A new study shows that total cholesterol level may change with the seasons and reach their highest point in December for men and in January for women. In addition, the study shows that women and people with high cholesterol may be particularly susceptible to seasonal variations in their cholesterol levels.
But researchers say changes in diet alone don't explain these changes. Instead, they say a combination of factors, including changes in physical activity, light exposure, temperature, blood volume, and food availability, may play a role in creating seasonal variation in cholesterol levels.
Cholesterol Levels Vary by Season
In the study, published in the April 26 issue of the Archives of Internal Medicine, researchers followed a group of 517 healthy volunteers for one year and collected information on diet, physical activity, light exposure, and cholesterol levels.

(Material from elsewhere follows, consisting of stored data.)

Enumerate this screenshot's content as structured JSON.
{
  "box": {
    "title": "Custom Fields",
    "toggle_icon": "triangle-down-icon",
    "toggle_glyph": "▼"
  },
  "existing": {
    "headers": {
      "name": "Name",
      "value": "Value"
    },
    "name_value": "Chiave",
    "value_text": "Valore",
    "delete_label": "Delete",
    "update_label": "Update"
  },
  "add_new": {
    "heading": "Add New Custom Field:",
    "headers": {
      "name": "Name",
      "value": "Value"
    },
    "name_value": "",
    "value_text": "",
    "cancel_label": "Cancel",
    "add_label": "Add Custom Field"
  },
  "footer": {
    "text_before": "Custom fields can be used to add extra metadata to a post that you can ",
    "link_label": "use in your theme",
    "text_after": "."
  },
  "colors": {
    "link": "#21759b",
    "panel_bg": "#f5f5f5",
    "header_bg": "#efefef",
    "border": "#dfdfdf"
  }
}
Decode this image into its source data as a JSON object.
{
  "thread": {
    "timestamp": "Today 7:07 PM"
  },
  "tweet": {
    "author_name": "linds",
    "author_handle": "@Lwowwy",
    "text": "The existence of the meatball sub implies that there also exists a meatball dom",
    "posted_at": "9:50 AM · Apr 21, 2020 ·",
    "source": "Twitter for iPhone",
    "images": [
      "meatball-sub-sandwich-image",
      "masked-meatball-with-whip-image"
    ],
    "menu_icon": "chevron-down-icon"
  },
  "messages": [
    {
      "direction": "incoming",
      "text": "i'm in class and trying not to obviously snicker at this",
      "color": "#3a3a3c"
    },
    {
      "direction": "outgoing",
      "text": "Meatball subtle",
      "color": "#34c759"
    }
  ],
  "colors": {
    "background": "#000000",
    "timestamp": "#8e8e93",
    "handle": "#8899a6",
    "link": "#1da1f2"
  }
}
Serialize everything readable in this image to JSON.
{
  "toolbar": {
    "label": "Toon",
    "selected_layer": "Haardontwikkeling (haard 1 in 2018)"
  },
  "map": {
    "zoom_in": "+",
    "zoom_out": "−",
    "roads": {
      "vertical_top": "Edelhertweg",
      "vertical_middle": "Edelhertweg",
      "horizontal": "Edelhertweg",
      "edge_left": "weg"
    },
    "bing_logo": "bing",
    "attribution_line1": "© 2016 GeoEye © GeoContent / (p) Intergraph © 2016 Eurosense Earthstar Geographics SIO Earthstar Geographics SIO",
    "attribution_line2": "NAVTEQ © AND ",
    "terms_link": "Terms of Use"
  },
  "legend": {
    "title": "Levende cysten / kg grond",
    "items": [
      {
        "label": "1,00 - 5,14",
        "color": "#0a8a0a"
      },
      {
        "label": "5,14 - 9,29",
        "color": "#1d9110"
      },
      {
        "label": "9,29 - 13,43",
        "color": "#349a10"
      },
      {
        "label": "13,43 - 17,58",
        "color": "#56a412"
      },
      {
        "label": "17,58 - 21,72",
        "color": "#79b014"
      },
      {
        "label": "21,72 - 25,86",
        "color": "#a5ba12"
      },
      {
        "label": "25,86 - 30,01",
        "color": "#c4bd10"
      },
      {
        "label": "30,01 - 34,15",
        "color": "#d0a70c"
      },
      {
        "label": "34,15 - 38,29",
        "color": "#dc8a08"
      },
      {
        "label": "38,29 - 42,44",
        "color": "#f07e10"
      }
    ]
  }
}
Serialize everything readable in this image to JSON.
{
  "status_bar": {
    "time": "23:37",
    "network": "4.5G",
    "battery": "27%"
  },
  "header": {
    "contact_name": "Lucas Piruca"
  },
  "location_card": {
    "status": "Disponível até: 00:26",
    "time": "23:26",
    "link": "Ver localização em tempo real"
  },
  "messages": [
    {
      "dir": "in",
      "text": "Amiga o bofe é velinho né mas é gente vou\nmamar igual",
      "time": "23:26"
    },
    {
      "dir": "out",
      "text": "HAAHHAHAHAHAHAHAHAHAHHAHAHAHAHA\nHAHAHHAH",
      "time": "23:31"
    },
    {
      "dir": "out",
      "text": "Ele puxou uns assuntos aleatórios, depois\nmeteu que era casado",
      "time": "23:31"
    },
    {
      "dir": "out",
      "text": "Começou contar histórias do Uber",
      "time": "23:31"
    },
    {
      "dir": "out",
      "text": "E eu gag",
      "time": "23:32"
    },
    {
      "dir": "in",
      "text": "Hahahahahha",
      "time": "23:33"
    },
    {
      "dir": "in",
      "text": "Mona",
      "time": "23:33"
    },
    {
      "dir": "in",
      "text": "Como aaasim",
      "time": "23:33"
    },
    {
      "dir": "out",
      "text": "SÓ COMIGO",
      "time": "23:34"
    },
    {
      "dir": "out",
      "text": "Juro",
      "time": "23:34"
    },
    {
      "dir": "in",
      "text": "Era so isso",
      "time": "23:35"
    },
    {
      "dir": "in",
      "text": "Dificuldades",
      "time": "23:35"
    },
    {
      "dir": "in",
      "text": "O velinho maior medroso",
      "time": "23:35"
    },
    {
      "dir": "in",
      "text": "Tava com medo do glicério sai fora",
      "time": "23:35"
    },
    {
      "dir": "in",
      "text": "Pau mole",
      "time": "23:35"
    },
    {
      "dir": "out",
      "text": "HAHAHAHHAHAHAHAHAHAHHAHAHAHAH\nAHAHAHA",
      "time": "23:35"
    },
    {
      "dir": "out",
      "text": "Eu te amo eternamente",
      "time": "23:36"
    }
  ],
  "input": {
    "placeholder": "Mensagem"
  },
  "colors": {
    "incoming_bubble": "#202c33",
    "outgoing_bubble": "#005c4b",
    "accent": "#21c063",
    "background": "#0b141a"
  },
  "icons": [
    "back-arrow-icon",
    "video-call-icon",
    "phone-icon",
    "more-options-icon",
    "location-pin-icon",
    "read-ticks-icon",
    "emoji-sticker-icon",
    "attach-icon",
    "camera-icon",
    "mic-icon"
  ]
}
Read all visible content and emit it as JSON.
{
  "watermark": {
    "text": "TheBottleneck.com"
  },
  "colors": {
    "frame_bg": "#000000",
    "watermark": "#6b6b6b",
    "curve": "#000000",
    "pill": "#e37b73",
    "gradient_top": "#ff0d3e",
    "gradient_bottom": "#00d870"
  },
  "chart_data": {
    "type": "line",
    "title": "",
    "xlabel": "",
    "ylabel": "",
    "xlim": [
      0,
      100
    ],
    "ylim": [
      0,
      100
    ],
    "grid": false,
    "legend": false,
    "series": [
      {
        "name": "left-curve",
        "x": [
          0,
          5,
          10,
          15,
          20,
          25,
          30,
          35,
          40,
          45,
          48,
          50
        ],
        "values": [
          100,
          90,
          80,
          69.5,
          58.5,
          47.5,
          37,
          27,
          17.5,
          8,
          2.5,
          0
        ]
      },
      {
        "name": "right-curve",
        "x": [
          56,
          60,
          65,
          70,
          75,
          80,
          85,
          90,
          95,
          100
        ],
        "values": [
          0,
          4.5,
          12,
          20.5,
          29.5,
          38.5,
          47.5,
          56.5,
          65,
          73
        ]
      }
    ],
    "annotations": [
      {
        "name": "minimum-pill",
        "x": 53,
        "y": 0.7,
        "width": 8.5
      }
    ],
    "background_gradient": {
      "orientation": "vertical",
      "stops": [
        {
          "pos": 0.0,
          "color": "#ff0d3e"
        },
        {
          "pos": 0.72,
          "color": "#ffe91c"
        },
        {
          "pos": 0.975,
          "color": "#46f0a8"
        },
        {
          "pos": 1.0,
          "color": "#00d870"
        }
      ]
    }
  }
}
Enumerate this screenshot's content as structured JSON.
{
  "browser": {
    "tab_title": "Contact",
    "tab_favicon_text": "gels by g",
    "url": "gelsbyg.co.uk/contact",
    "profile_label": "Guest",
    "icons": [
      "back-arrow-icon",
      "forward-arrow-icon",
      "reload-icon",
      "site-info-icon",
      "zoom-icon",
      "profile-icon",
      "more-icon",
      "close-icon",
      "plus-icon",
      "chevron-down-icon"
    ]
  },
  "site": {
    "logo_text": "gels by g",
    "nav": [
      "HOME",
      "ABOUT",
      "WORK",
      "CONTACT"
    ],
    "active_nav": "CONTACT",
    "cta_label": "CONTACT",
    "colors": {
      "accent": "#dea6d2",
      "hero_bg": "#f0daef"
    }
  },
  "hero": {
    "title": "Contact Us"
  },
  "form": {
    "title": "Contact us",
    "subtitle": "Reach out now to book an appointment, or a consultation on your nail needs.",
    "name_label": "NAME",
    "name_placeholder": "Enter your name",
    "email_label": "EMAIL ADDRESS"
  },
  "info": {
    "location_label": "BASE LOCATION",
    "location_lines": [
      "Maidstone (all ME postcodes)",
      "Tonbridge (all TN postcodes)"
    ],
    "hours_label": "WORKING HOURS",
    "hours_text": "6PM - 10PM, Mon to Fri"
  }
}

Researchers found that the average total cholesterol level was 222 mg/dL (milligrams per deciliter) in men and 213 mg/dL in women. According to national guidelines, a cholesterol level over 240 mg/dL is considered high, while a total cholesterol less than 200 is considered desirable.
The study showed that during the 12-month period, cholesterol levels increased by an average of four points in men and by more than five points in women. Individual increases in cholesterol levels were greater among people with high cholesterol levels at the start of the study.
Researchers also found that there were increases in the number of men and women whose cholesterol levels reached the threshold of 240 or more during the winter months. For example, 7% more men and 47% more women had cholesterol levels of 240 mg/dL or greater in winter.
Overall, 22% more people had total cholesterol levels of 240 mg/dL or greater in the winter than in the summer months.
Researchers say more studies are needed to understand the effects of seasonal variation in cholesterol levels. But at this point, season-specific cholesterol guidelines aren't justified.